À cet égard, le point d’orgue du roman est probablement la toute première scène d’amour entre les deux héros, encore adolescents, dans l’antre isolé du centaure Chiron. Non contente de complexifier la vision caricaturale d’un demi-dieu tout en force et en assurance, elle est surtout l’exemple le plus brillant de cette « poétique de la retenue ». Une fois de plus, l’autrice dédaigne le spectaculaire et les descriptions-fleuves : ce qui se joue alors est au-delà du concept, au-delà de la rationalité, et nul ne saurait le comprendre qu’eux – l’artiste ne peut qu’observer, en silence, une scène trop organique, trop évidente pour se laisser saisir. Elle ne se permet que des phrases très courtes, et multiplie les comparaisons à la fois stéréotypées et justes, comme celle de la fleur, à laquelle – exploit notable – elle redonne quelque sens. Rien n’est décrit clairement, moins par pudeur que par indifférence : quel intérêt esthétique y aurait-il à définir ce qui n’est qu’un sublime éveil à l’autre ? L’homosexualité n’a aucune importance : elle n’est qu’un prétexte à la déconstruction d’une sexualité schématique, l’expression d’une vérité archaïque, intemporelle et irréductible au « jeu de rôle » quasi-pornographique dans laquelle on voudrait la faire tomber.
Alors, Le Chant d’Achille vaut-il le coup ? Oui, Madeline Miller s’abandonne par moments – rarement, du reste – aux bons sentiments de la teen romance ; oui, l’esthétique de la comparaison tend à s’essouffler sur la fin ; et oui, on aurait aimé passer un peu plus de temps sur la chute de Troie en elle-même – dont Virgile, par exemple, avait su exploiter le si grand potentiel tragique. Mais le roman reste une formidable réinterprétation du mythe, qui met un point d’honneur à le rendre accessible sans rien céder à la caricature. Finesse et élégance parcourent d’un bout à l’autre un ouvrage dont l’humilité souligne paradoxalement la puissance, des personnages dont le quasi-silence rend leurs quelques mots plus vibrants encore. Ce que le narrateur lui-même reconnaît à son bien-aimé Achille :
« – Patrocle, dit-il simplement.
Il avait toujours été meilleur que moi avec les mots »[3]

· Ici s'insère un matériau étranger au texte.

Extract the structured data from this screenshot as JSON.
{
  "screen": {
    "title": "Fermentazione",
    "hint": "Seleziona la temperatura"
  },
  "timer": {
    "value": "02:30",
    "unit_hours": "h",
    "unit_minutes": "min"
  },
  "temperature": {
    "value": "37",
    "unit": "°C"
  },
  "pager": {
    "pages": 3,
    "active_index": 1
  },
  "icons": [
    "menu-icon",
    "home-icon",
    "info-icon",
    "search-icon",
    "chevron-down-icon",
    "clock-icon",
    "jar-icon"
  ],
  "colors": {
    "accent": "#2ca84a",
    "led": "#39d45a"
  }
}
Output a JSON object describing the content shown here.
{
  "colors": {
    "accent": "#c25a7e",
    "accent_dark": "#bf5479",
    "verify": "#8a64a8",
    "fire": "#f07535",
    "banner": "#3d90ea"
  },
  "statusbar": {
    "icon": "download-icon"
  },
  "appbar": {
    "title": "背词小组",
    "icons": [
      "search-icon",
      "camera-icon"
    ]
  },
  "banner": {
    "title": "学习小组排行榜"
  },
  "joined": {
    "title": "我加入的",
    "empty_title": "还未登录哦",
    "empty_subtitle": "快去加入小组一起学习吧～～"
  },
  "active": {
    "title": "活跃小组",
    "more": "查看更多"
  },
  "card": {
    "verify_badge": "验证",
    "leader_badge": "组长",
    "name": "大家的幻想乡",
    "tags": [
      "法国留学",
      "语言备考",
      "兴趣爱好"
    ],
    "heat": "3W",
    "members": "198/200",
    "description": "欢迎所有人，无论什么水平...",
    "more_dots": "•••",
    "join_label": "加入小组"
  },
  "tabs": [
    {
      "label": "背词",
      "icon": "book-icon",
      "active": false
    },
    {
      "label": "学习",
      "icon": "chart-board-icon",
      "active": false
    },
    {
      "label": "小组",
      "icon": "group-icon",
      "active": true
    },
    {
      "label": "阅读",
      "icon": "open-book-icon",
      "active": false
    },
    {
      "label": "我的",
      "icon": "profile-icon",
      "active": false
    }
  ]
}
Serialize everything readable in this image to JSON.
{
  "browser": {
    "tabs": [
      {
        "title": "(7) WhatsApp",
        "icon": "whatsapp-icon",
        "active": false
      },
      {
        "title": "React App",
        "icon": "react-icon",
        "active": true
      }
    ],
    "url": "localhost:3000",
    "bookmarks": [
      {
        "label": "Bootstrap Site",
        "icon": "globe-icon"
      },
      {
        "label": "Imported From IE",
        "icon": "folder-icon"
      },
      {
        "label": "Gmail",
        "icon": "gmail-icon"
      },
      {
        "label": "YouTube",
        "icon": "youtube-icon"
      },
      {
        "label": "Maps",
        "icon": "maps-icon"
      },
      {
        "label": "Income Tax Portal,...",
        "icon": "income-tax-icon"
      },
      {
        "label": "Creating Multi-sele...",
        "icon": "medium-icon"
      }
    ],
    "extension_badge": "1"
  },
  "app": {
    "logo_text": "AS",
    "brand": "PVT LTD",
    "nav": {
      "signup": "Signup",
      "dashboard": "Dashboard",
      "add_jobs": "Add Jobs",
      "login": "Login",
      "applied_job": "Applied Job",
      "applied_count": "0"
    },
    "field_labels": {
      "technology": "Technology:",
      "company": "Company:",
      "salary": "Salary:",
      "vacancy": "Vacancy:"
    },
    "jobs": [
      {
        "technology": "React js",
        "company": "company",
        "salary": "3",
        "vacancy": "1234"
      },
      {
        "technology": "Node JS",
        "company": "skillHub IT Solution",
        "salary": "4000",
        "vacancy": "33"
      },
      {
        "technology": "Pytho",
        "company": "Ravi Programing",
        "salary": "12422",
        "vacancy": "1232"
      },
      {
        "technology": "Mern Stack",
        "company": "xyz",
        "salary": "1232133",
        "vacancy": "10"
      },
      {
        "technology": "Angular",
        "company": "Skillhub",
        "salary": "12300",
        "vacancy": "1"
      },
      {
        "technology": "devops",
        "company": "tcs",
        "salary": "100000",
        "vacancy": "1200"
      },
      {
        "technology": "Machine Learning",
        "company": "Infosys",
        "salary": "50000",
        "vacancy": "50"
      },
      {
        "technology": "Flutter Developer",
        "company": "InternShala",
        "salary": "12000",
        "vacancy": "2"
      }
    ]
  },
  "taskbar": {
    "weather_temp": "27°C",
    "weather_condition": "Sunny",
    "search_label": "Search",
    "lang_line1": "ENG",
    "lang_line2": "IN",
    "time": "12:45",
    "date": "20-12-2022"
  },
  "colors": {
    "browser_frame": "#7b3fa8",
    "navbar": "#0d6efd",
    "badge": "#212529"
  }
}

Madeline Miller est une romancière américaine née en 1978 à Boston. Titulaire d’un Master of Arts en grec et en latin à l’université de Brown, elle enseigne au lycée avant de se tourner progressivement vers l’écriture. Passionnée par les mythes antiques et en particulier par la relation Achille-Patrocle telle que décrite dans l’Iliade, elle en tire en 2011 son premier roman, Le Chant d’Achille, qui rencontre un franc succès et se voit couronné du célèbre Baileys Women’s Prize for Fiction. Suivent au fil des années deux romans similaires : Circé (2019) et Galatée (2023), acclamés par la presse comme par le grand public.
[1] « I should have seen it coming. Perhaps you will think me stupid that I did not »
[2] « The breeze was cool against our skin »
[3] « “Patroclus”, he said. He was always better with words than I »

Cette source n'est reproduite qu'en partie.